А та стояла и смотрела, не пытаясь скрыться, убежать или влезть на дерево. В ее мозгу пойманной птицей билась одна‑единственная мысль: «Наверняка мы ведем себя так, как все до нас. И если будем пытаться убежать от него, тоже ничего нового не сделаем, — оно для того и создано, чтобы догонять и убивать. Нужно что‑то другое, совершенно простое, но абсолютно другое, — но что?!!»
Каэтана понимала, что боится — до визга, до обморока, до животного ужаса. Колесо Балеага не было человеком, не было демоном, не было вообще живым существом, а значит, его нельзя ни обмануть, ни убить, ни изгнать. Чудовищный вой ввинчивался в ее бедный пылающий мозг раскаленным штопором, выедал глаза, выжигал слух, испепелял волю…
Волю?!
Она выпрямилась, дивясь тому, с какой скоростью промелькнули в ее голове эти мысли, и решилась.
Главное — не бояться. Главное — осознавать все время что ты делаешь… Бордонкай был ближе всех к успеху. Видимо, возбуждение ее было настолько велико, что мечи Гоффаннона завибрировали в ножнах, и она вытащила их, в основном для обретения уверенности, потому что неизвестно, как можно противостоять с клинми в руках тяжелому колесу в полтора человеческих роста высотой.
Неизвестно как, невозможно, но нужной.
И она шагнула навстречу смерти.
Говорят, что в минуты страшной опасности человек становится самим собой, а это значит — существом гораздо более мудрым, искусным и сильным, нежели он сам, но в обычной жизни.
Джангарай и Ловалонга поняли Каэтану так, как если бы сами придумали этот план.
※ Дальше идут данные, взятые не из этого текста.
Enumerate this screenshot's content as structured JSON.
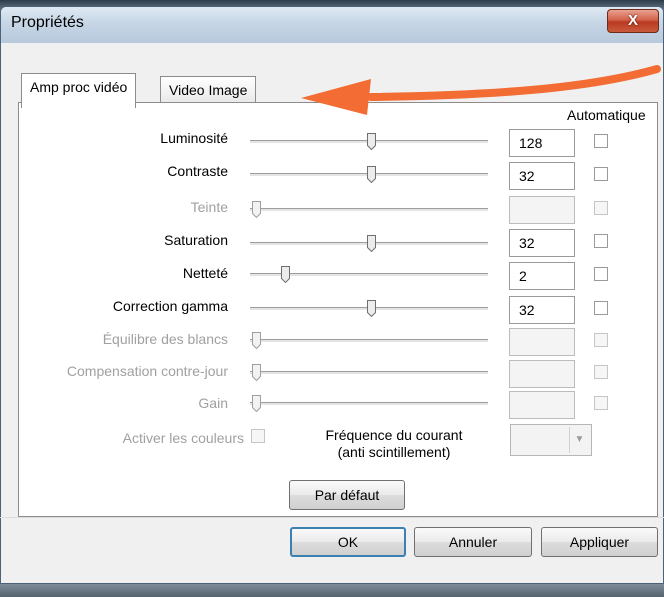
{
  "window": {
    "title": "Propriétés",
    "close_label": "X"
  },
  "tabs": [
    {
      "label": "Amp proc vidéo",
      "active": true
    },
    {
      "label": "Video Image",
      "active": false
    }
  ],
  "auto_header": "Automatique",
  "controls": [
    {
      "label": "Luminosité",
      "value": "128",
      "enabled": true
    },
    {
      "label": "Contraste",
      "value": "32",
      "enabled": true
    },
    {
      "label": "Teinte",
      "value": "",
      "enabled": false
    },
    {
      "label": "Saturation",
      "value": "32",
      "enabled": true
    },
    {
      "label": "Netteté",
      "value": "2",
      "enabled": true
    },
    {
      "label": "Correction gamma",
      "value": "32",
      "enabled": true
    },
    {
      "label": "Équilibre des blancs",
      "value": "",
      "enabled": false
    },
    {
      "label": "Compensation contre-jour",
      "value": "",
      "enabled": false
    },
    {
      "label": "Gain",
      "value": "",
      "enabled": false
    }
  ],
  "color_enable_label": "Activer les couleurs",
  "frequency": {
    "line1": "Fréquence du courant",
    "line2": "(anti scintillement)",
    "value": ""
  },
  "buttons": {
    "default": "Par défaut",
    "ok": "OK",
    "cancel": "Annuler",
    "apply": "Appliquer"
  },
  "colors": {
    "arrow": "#f26c33",
    "close_button": "#c9452a",
    "default_focus": "#3c7fb1"
  }
}
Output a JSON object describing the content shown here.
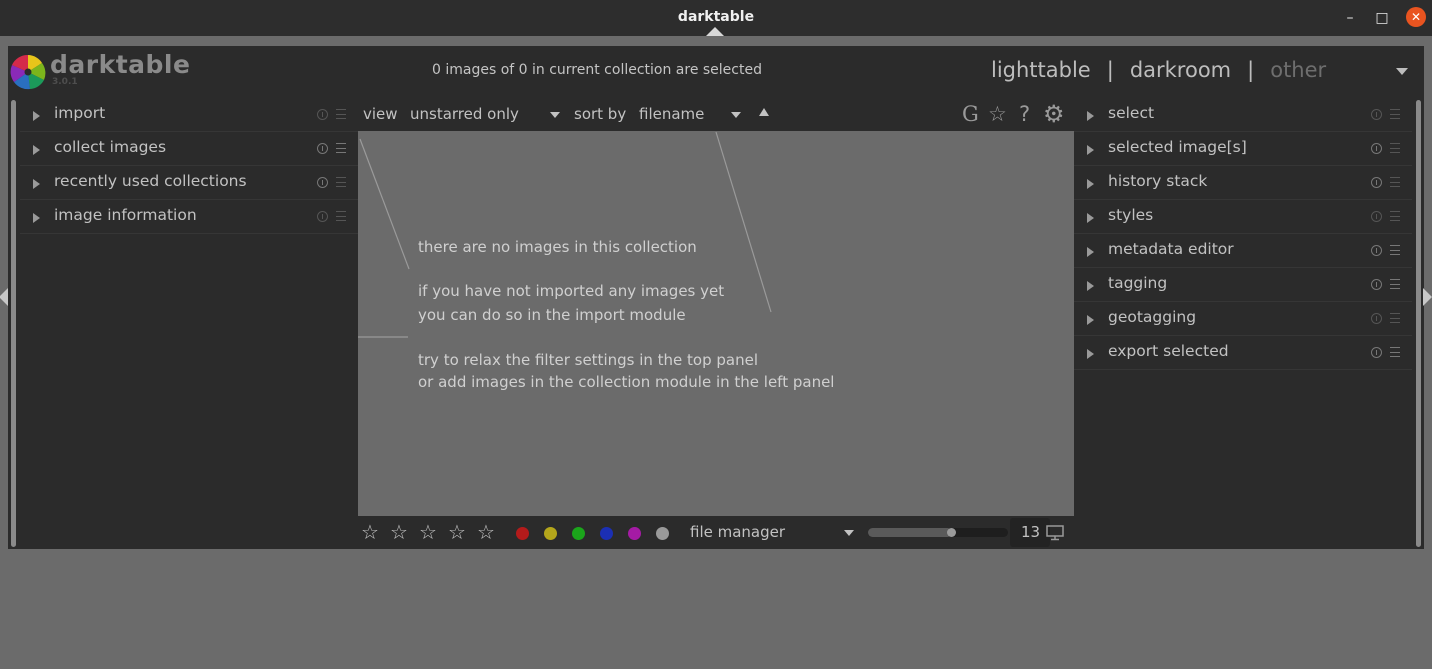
{
  "window": {
    "title": "darktable",
    "min_glyph": "–",
    "max_glyph": "□",
    "close_glyph": "✕"
  },
  "header": {
    "brand": "darktable",
    "version": "3.0.1",
    "selection_status": "0 images of 0 in current collection are selected",
    "views": {
      "lighttable": "lighttable",
      "separator": "|",
      "darkroom": "darkroom",
      "other": "other"
    }
  },
  "left_panel": {
    "modules": [
      {
        "label": "import"
      },
      {
        "label": "collect images"
      },
      {
        "label": "recently used collections"
      },
      {
        "label": "image information"
      }
    ]
  },
  "right_panel": {
    "modules": [
      {
        "label": "select"
      },
      {
        "label": "selected image[s]"
      },
      {
        "label": "history stack"
      },
      {
        "label": "styles"
      },
      {
        "label": "metadata editor"
      },
      {
        "label": "tagging"
      },
      {
        "label": "geotagging"
      },
      {
        "label": "export selected"
      }
    ]
  },
  "topbar": {
    "view_label": "view",
    "view_value": "unstarred only",
    "sort_label": "sort by",
    "sort_value": "filename",
    "icons": {
      "grouping": "G",
      "overlays": "☆",
      "help": "?",
      "preferences": "⚙"
    }
  },
  "center": {
    "messages": {
      "line1": "there are no images in this collection",
      "line2": "if you have not imported any images yet",
      "line3": "you can do so in the import module",
      "line4": "try to relax the filter settings in the top panel",
      "line5": "or add images in the collection module in the left panel"
    }
  },
  "bottombar": {
    "star_glyph": "☆",
    "color_labels": [
      "#b41b1b",
      "#b4a61b",
      "#1ba51b",
      "#1b2fb4",
      "#a51ba5",
      "#9a9a9a"
    ],
    "layout_value": "file manager",
    "zoom_fraction": 0.6,
    "zoom_value": "13",
    "display_icon": "monitor-icon"
  },
  "colors": {
    "panel_bg": "#2b2b2b",
    "center_bg": "#6b6b6b",
    "accent_close": "#e95420"
  }
}
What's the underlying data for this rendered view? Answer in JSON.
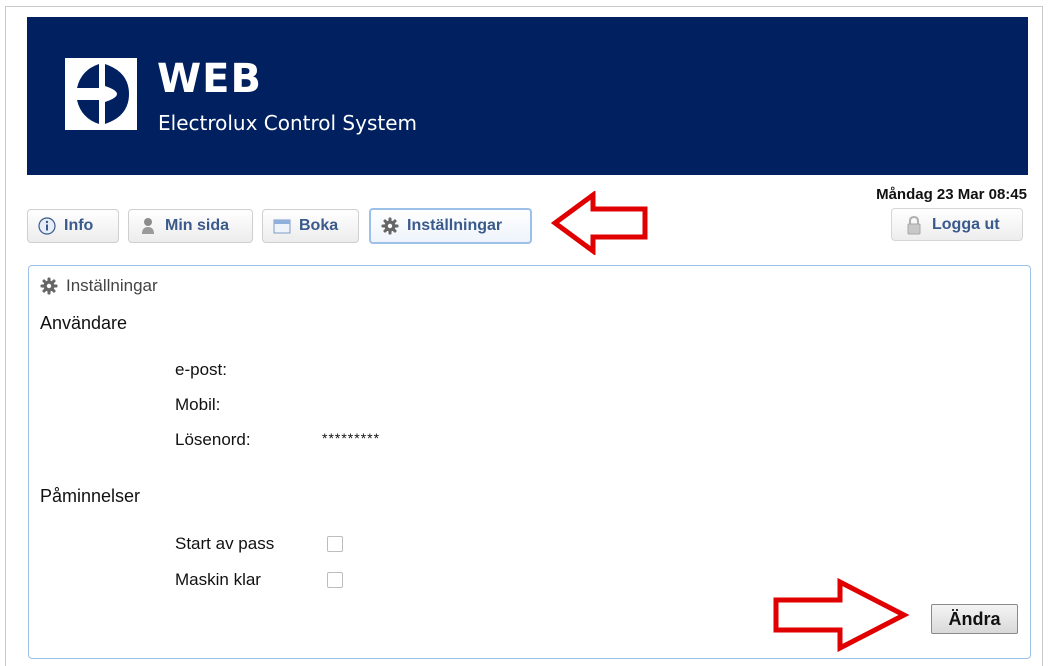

И на поляне в самом центре Аллефельда началась пугающая игра с вращающейся и сверкающей смертью, носившей имя демона Балсага, подарившего это колесо великому Джоу Лахаталу во искупление какой‑то своей давно забытой провинности. Охотничье колесо, колесо‑палача, колесо‑ищейку, которое выслеживает жертву, нацеливается на нее, а потом преследует до тех пор, пока не уничтожает.
Будь проклят ты, демон Балсаг, теми, кто погиб под сверкающим лезвием твоего страшного подарка; будь проклят и исчезни во мраке времени…
Если ты смертельно испуган и оцепенел, как жертвенное животное перед алтарем, если ты уже обрек себя умереть при одном звуке голоса твоего палача, если ты готов падать ничком на землю, закрывая голову руками, чтобы дождаться, когда острое лезвие рассечет тебя пополам, — то Колесо Балсага двигается быстро, даже слишком быстро. Но ведь не быстрее, чем можно увидеть глазом, не быстрее человеческой мысли.